NYCU神経科学研究所のチェン・ツァイウェン(Tsai-Wen Chen)准教授(右)とリン・ベイジョン(Bei-Jung Lin)准教授
私たちの感覚や思考、記憶は、神経細胞間で伝達される電気信号から生じる。しかしこれらの信号は脳の深部で発生し、数ミリ秒で消滅するため、直接観察することはほぼ不可能であった。従来の光学イメージング技術は、光散乱の影響を受けやすく、神経活動が鮮明に可視化される代わりにぼやけたハロー像しか得られなかった。
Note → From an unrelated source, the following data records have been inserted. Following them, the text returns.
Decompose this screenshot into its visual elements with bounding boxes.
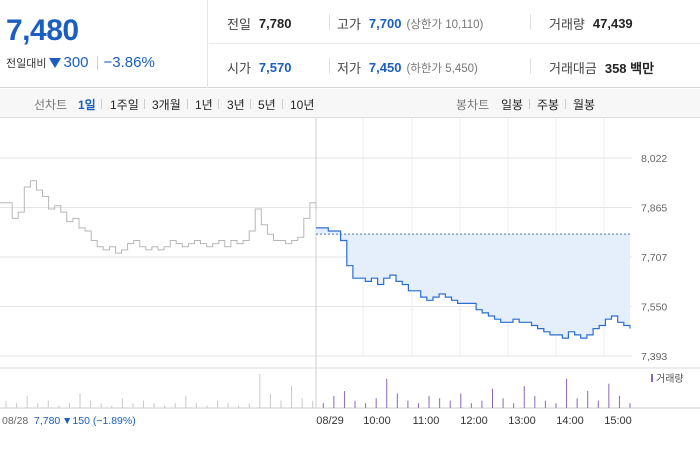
prev-day-close: 7,780 (34, 415, 60, 427)
change-percent: −3.86% (103, 54, 155, 71)
x-tick-label: 11:00 (413, 415, 440, 427)
period-tab-5y[interactable]: 5년 (258, 98, 276, 112)
volume-legend: 거래량 (656, 373, 684, 385)
stats-row: 전일 7,780 고가 7,700 (상한가 10,110) 거래량 47,43… (209, 0, 700, 44)
down-arrow-icon (49, 57, 62, 68)
candle-chart-label: 봉차트 (456, 98, 490, 112)
divider (250, 99, 251, 109)
divider (218, 99, 219, 109)
series-line-today (316, 227, 631, 339)
low-value: 7,450 (368, 60, 402, 75)
lower-limit: (하한가 5,450) (406, 62, 478, 75)
divider (565, 99, 566, 109)
y-tick-label: 7,865 (641, 203, 667, 215)
x-tick-label: 14:00 (556, 415, 584, 427)
divider (529, 99, 530, 109)
period-tab-1y[interactable]: 1년 (195, 98, 213, 112)
below-prev-close-area (316, 227, 630, 339)
prev-day-date: 08/28 (2, 415, 28, 427)
y-tick-label: 7,393 (641, 351, 667, 363)
open-value: 7,570 (258, 60, 292, 75)
period-tab-1w[interactable]: 1주일 (110, 98, 139, 112)
line-chart-label: 선차트 (34, 98, 68, 112)
divider (530, 14, 531, 30)
divider (530, 58, 531, 74)
prev-close-label: 전일 (227, 17, 251, 32)
amount-value: 358 백만 (604, 61, 655, 76)
divider (187, 99, 188, 109)
amount-cell: 거래대금 358 백만 (549, 58, 654, 77)
divider (329, 14, 330, 30)
high-value: 7,700 (368, 16, 402, 31)
intraday-line-chart: 8,022 7,865 7,707 7,550 7,393 거래량 08/28 7,780… (0, 118, 700, 427)
x-tick-label: 12:00 (460, 415, 488, 427)
divider (101, 99, 102, 109)
change-row: 전일대비 300 −3.86% (6, 54, 155, 71)
x-tick-label: 13:00 (508, 415, 536, 427)
y-tick-label: 7,707 (641, 252, 667, 264)
stats-table: 전일 7,780 고가 7,700 (상한가 10,110) 거래량 47,43… (209, 0, 700, 88)
quote-header: 7,480 전일대비 300 −3.86% 전일 7,780 고가 7,700 … (0, 0, 700, 88)
low-label: 저가 (337, 61, 361, 76)
divider (144, 99, 145, 109)
upper-limit: (상한가 10,110) (406, 18, 484, 31)
period-tab-3m[interactable]: 3개월 (152, 98, 181, 112)
x-tick-label: 15:00 (604, 415, 632, 427)
divider (282, 99, 283, 109)
period-tab-10y[interactable]: 10년 (290, 98, 315, 112)
divider (96, 55, 98, 70)
current-price: 7,480 (6, 14, 79, 47)
divider (329, 58, 330, 74)
high-cell: 고가 7,700 (상한가 10,110) (337, 14, 483, 33)
prev-day-change: ▼150 (−1.89%) (62, 415, 136, 427)
prev-close-value: 7,780 (258, 16, 292, 31)
change-label: 전일대비 (6, 57, 47, 70)
price-block: 7,480 전일대비 300 −3.86% (0, 0, 208, 88)
series-line-prev-day (0, 180, 317, 254)
volume-label: 거래량 (549, 17, 585, 32)
y-tick-label: 8,022 (641, 153, 667, 165)
volume-legend-swatch (651, 374, 653, 382)
x-tick-label: 10:00 (363, 415, 391, 427)
x-tick-label: 08/29 (316, 415, 344, 427)
prev-close-cell: 전일 7,780 (227, 14, 291, 33)
open-cell: 시가 7,570 (227, 58, 291, 77)
change-amount: 300 (63, 54, 89, 71)
volume-cell: 거래량 47,439 (549, 14, 633, 33)
open-label: 시가 (227, 61, 251, 76)
amount-label: 거래대금 (549, 61, 597, 76)
candle-tab-monthly[interactable]: 월봉 (573, 98, 596, 112)
price-chart: 8,022 7,865 7,707 7,550 7,393 거래량 08/28 7,780… (0, 118, 700, 450)
candle-tab-weekly[interactable]: 주봉 (537, 98, 560, 112)
stats-row: 시가 7,570 저가 7,450 (하한가 5,450) 거래대금 358 백… (209, 44, 700, 88)
candle-tab-daily[interactable]: 일봉 (501, 98, 524, 112)
period-tab-3y[interactable]: 3년 (227, 98, 245, 112)
low-cell: 저가 7,450 (하한가 5,450) (337, 58, 478, 77)
chart-toolbar: 선차트 1일 1주일 3개월 1년 3년 5년 10년 봉차트 일봉 주봉 월봉 (0, 89, 700, 118)
period-tab-1d[interactable]: 1일 (78, 98, 96, 112)
y-tick-label: 7,550 (641, 302, 667, 314)
high-label: 고가 (337, 17, 361, 32)
volume-value: 47,439 (592, 16, 633, 31)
NYCUのチェン・ツァイウェン(Tsai-Wen Chen)准教授とリン・ベイジョン(Bei-Jung Lin)准教授は、電位感受性蛍光分子を用いて、神経細胞の膜電位の微妙な変動を監視することで、この課題に取り組んだ。彼らは、神経信号が空間的に重なり合う一方、特定の瞬間に発火する神経細胞はごくわずかであることを発見した。研究チームは、これらのまばらな電気的活動の閃光を位置情報の手がかりとして扱うことで、新たなレベルの鮮明な画像を実現した。
研究者らは、活動局在イメージング(Activity Localization Imaging:ALI)と呼ぶ技術により、生きたマウスの海馬神経細胞を観察し、各神経細胞の放電の正確な座標を特定した。数万の放電イベントを統合することで、高解像度の神経活動マップを構築した。

再構築された神経活動マップは、興奮性神経細胞(黄色)と沈黙神経細胞(青色)を明確に区別している
(出典:いずれもNYCU)
リン准教授は、この画期的な技術によって、小さく高密度に集積した興奮性神経細胞さえも区別できるようになり、空間認知と記憶形成を担う神経回路に新たな光を当てたと指摘した。現行の手法は活動的に発火しない神経細胞の検出は不可能であるが、研究者らは生物の単一細胞解像度での脳活動を可視化するための極めて重要なステップであると考える。
台湾を拠点とする学際的な研究チームが主導し、国際共同研究として実施した本研究は、NYCU の神経科学研究の強みと長期的な投資を実証し、世界の脳科学における台湾の画期的な成果である。